Slip-Ups, Small Talk & Pratfalls At MIPIM: A Networking Guide for Property

Written by Holtby Turner

Conferences like MIPIM are funny things. On the one hand, they appeal to our fundamentally human need to belong, and on the other they wreak havoc upon our equally human fear of not belonging. These conflicting responses aren’t anything new, they’re a tribal form of cognitive bias – our ego at full blast – but they can make networking very difficult indeed.

One of the hardest parts of networking is entering the room and knowing where to start. Heading straight for the bar is one option, as there’s always a stream of people there. Alas, managing productive chit-chat while placing a drinks order is an art few possess.

When we feel self-conscious at a networking event, our central nervous system helpfully steps in, in an attempt at self-preservation. Whilst trying to shield us from the danger of tribal rejection, the brain triggers reactions which pump us full of cortisol and adrenaline. Originally nature’s way of helping us escape from charging lions and such like, these hormones really aren’t very helpful in a networking situation like MIPIM! As they muddle, we struggle to focus as our cognitive functionality prepares us for either ‘fight or flight’.

However, this isn’t necessarily a bad thing. Thanks to something Harvard University psychologist Elliot Aronson has named “the pratfall effect”, being slightly socially awkward, particularly if you’re already respected and successful, can be seen as endearingly fallible. This particularly so if a perceived weakness (like forgetting someone’s name as you introduce them) mirrors a key set of strengths (like being a design whizz).

Even people not in this fortuitous bracket can draw a benefit from similar effects. It may take a while, but admitting you don’t know anyone in the room will often get a “me too” nod, or an invite to ‘come and meet so-so-and-so’. A nervous laugh can trigger sympathy among others equally nervous, and even an actual pratfall can serve as a conversation starter.

Whilst the worst thing that can happen is no connections are made and you live to fight another day – we all want to fit in and make the most of the amazing business opportunity that is MIPIM. With that in mind, here are a few tips I’ve found handy over the years.

DO

SWOT up. Research who’s going you’d like to meet, read up on news in their specific area and make sure you’ve got something interesting to talk about.

Listen.
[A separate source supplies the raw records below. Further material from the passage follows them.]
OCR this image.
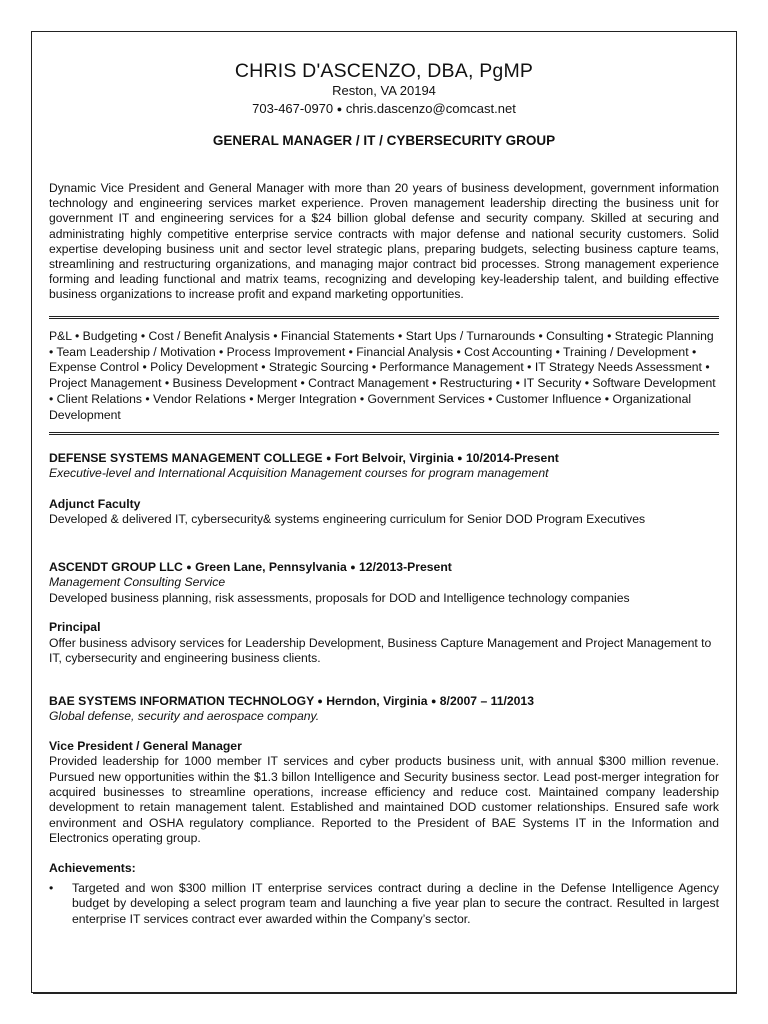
CHRIS D'ASCENZO, DBA, PgMP
Reston, VA 20194
703-467-0970 ● chris.dascenzo@comcast.net
GENERAL MANAGER / IT / CYBERSECURITY GROUP
Dynamic Vice President and General Manager with more than 20 years of business development, government information technology and engineering services market experience. Proven management leadership directing the business unit for government IT and engineering services for a $24 billion global defense and security company. Skilled at securing and administrating highly competitive enterprise service contracts with major defense and national security customers. Solid expertise developing business unit and sector level strategic plans, preparing budgets, selecting business capture teams, streamlining and restructuring organizations, and managing major contract bid processes. Strong management experience forming and leading functional and matrix teams, recognizing and developing key-leadership talent, and building effective business organizations to increase profit and expand marketing opportunities.
P&L • Budgeting • Cost / Benefit Analysis • Financial Statements • Start Ups / Turnarounds • Consulting • Strategic Planning • Team Leadership / Motivation • Process Improvement • Financial Analysis • Cost Accounting • Training / Development • Expense Control • Policy Development • Strategic Sourcing • Performance Management • IT Strategy Needs Assessment • Project Management • Business Development • Contract Management • Restructuring • IT Security • Software Development • Client Relations • Vendor Relations • Merger Integration • Government Services • Customer Influence • Organizational Development
DEFENSE SYSTEMS MANAGEMENT COLLEGE ● Fort Belvoir, Virginia ● 10/2014-Present
Executive-level and International Acquisition Management courses for program management
Adjunct Faculty
Developed & delivered IT, cybersecurity& systems engineering curriculum for Senior DOD Program Executives
ASCENDT GROUP LLC ● Green Lane, Pennsylvania ● 12/2013-Present
Management Consulting Service
Developed business planning, risk assessments, proposals for DOD and Intelligence technology companies
Principal
Offer business advisory services for Leadership Development, Business Capture Management and Project Management to IT, cybersecurity and engineering business clients.
BAE SYSTEMS INFORMATION TECHNOLOGY ● Herndon, Virginia ● 8/2007 – 11/2013
Global defense, security and aerospace company.
Vice President / General Manager
Provided leadership for 1000 member IT services and cyber products business unit, with annual $300 million revenue. Pursued new opportunities within the $1.3 billon Intelligence and Security business sector. Lead post-merger integration for acquired businesses to streamline operations, increase efficiency and reduce cost. Maintained company leadership development to retain management talent. Established and maintained DOD customer relationships. Ensured safe work environment and OSHA regulatory compliance. Reported to the President of BAE Systems IT in the Information and Electronics operating group.
Achievements:
• Targeted and won $300 million IT enterprise services contract during a decline in the Defense Intelligence Agency budget by developing a select program team and launching a five year plan to secure the contract. Resulted in largest enterprise IT services contract ever awarded within the Company’s sector.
Ask questions, but don’t over-interrupt in an attempt to fit into a conversation. That’s just rude.

Relax. If you are, be prepared to admit you’re new. We’ve all been new once and it’s totally fine.

Help out. Make MIPIM be about you helping your network. Make warm introductions, and get known as the person who helps a newbie out.

DON’T

Be a bore. Fabulous as someone may think you are, going on too long about your business will quickly change their mind.

Be a fake. Save business cards for people you’d actually like to hear from or you’ll be ducking your landline for weeks.

Forget appropriate shoes. Don’t let achy feet spoil your MIPIM. Flats are de rigueur at MIPIM for pounding the pavements up and down Le Croisette, and whatever you do don’t break in a new pair at MIPIM…

Be anti-social. Hanging out with people you already know is a total waste of time and money.

Be overly social. It’s so easy to pick up an alcoholic drink at every meeting or event you go to…the days and nights are long at MIPIM and before you know it you could be the embarrassing one everyone is talking about the next day… don’t be that person!

Forget to follow-up. If you say you are going to call then call. Attending an event and not following up is a lost opportunity. People go to MIPIM to make contacts. Follow-ups aren’t seen as pestering if relevant and expected.

Remember why we go to MIPIM to build relationships. That requires first and foremost building rapport with someone. Don’t be overly pushy, fearing a missed opportunity later on. Ask the right questions and listen. Often the greatest opportunities come from helping people. That may be with expertise, or it may be by offering someone with cut feet a plaster. If it were last year, you’d have won people over simply by carrying a spare umbrella!